Table 2.
Characteristics of three monoclonal antibodies against recombinant E2-AD protein of the vaccine C-strain
| Western blota (rE2-AD protein) | IFAb (virus infected cells) | Antibody binding/neutralization efficiencyc | |||||||||
|---|---|---|---|---|---|---|---|---|---|---|---|
| mAb | Isotype | Epitope | C-strain | QZ-07 | HZ1-08 | C-strain | QZ-07 | HZ1-08 | C-strain | QZ-07 | HZ1-08 |
| 1E7 | IgG1 | Conformational epitope In antigenic unit B/C | - | - | - | + | + | + | 5.3/3.35 | 3.2/<1.7 | 2.9/<1.7 |
| 2B6 | IgG2b | Linear epitope at position 1-110 aa | + | ± | ± | + | - | - | 4.4/<1.7 | 0/0 | 0/0 |
| 6B8 | IgG2b | Conformational epitope in antigenic unit B/C | - | - | - | + | + | + | 5.6/4.85 | 4.4/<1.7 | 4.1/<1.7 |
aValues represent binding of mAbs to denatured prokaryotic-derived rE2 proteins as detected by Western blotting: "+"= strong reactivity; "±"= weak reactivity; "-"= no reactivity detected.
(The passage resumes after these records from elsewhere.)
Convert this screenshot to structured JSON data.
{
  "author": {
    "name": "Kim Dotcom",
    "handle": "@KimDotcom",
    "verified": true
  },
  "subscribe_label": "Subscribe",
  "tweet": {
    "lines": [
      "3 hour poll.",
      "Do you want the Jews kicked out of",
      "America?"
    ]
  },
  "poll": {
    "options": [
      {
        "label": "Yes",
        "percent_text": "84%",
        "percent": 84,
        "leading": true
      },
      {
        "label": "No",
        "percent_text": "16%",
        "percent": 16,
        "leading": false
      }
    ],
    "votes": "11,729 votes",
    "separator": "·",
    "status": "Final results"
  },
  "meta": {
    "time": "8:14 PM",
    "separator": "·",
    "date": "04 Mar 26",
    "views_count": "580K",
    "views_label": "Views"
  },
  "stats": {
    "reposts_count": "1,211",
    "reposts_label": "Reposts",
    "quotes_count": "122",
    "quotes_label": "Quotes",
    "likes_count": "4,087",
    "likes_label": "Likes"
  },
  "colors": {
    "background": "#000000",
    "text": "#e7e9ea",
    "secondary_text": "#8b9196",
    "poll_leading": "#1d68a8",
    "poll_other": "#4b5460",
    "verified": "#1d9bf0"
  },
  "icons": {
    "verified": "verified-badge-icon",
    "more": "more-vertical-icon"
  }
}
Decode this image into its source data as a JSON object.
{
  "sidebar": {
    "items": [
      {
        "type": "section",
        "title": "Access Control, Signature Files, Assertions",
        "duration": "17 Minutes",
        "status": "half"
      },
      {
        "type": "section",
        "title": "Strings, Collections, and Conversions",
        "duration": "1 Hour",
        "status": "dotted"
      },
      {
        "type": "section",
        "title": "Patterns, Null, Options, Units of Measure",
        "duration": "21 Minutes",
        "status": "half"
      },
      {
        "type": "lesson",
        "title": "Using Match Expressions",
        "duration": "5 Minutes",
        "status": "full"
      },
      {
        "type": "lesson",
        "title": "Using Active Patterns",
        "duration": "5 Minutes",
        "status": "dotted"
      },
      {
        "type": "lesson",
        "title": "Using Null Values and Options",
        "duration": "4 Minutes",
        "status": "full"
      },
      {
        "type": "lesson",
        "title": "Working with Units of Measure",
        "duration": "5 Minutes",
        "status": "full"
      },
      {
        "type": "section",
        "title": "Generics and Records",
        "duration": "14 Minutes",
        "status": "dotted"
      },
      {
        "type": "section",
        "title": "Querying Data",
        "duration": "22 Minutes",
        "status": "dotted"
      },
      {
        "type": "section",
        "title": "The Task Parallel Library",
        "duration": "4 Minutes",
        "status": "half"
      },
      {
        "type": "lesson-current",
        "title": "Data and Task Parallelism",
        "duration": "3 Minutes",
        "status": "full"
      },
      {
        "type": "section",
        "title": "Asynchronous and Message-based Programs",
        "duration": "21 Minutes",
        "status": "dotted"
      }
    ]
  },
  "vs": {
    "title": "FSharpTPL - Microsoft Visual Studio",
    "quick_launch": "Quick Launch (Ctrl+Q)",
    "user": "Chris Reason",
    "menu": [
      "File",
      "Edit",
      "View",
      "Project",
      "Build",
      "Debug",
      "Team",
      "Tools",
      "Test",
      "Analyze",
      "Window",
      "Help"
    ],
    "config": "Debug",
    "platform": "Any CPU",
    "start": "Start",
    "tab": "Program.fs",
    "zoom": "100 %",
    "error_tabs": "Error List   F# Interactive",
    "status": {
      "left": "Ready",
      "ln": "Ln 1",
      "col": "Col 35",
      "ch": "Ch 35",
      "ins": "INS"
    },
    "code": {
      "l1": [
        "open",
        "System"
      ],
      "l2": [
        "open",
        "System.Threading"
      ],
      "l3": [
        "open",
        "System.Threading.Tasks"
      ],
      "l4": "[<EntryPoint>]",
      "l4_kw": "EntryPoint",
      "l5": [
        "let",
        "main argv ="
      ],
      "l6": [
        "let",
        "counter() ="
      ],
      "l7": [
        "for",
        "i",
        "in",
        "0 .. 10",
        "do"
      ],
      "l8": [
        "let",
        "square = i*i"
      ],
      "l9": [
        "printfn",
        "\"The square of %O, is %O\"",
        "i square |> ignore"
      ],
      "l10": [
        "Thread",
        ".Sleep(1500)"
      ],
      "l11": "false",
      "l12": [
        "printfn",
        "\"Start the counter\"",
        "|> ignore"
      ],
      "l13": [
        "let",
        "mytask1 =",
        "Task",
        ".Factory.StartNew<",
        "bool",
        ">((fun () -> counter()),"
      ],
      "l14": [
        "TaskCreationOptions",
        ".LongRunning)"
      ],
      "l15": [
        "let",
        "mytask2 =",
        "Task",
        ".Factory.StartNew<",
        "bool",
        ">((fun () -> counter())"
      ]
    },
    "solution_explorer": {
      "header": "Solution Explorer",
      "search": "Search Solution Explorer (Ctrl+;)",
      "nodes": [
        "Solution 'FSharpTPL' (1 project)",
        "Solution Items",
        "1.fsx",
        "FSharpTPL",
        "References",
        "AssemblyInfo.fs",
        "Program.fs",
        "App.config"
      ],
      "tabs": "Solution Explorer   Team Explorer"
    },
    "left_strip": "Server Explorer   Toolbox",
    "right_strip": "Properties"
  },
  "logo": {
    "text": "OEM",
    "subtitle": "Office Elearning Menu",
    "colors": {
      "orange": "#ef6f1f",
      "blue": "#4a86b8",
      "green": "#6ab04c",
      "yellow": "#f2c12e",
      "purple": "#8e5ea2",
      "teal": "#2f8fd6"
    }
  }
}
bValues represent binding of mAbs to native viral E2 proteins detected by immunofluorescence assay: "+"= fluorescent signal detected; "-"= no signal detected.
cIFA and neutralization assay were performed by serial dilutions of mAbs to assess the antibody binding and neutralization efficiency with different CSFV strains.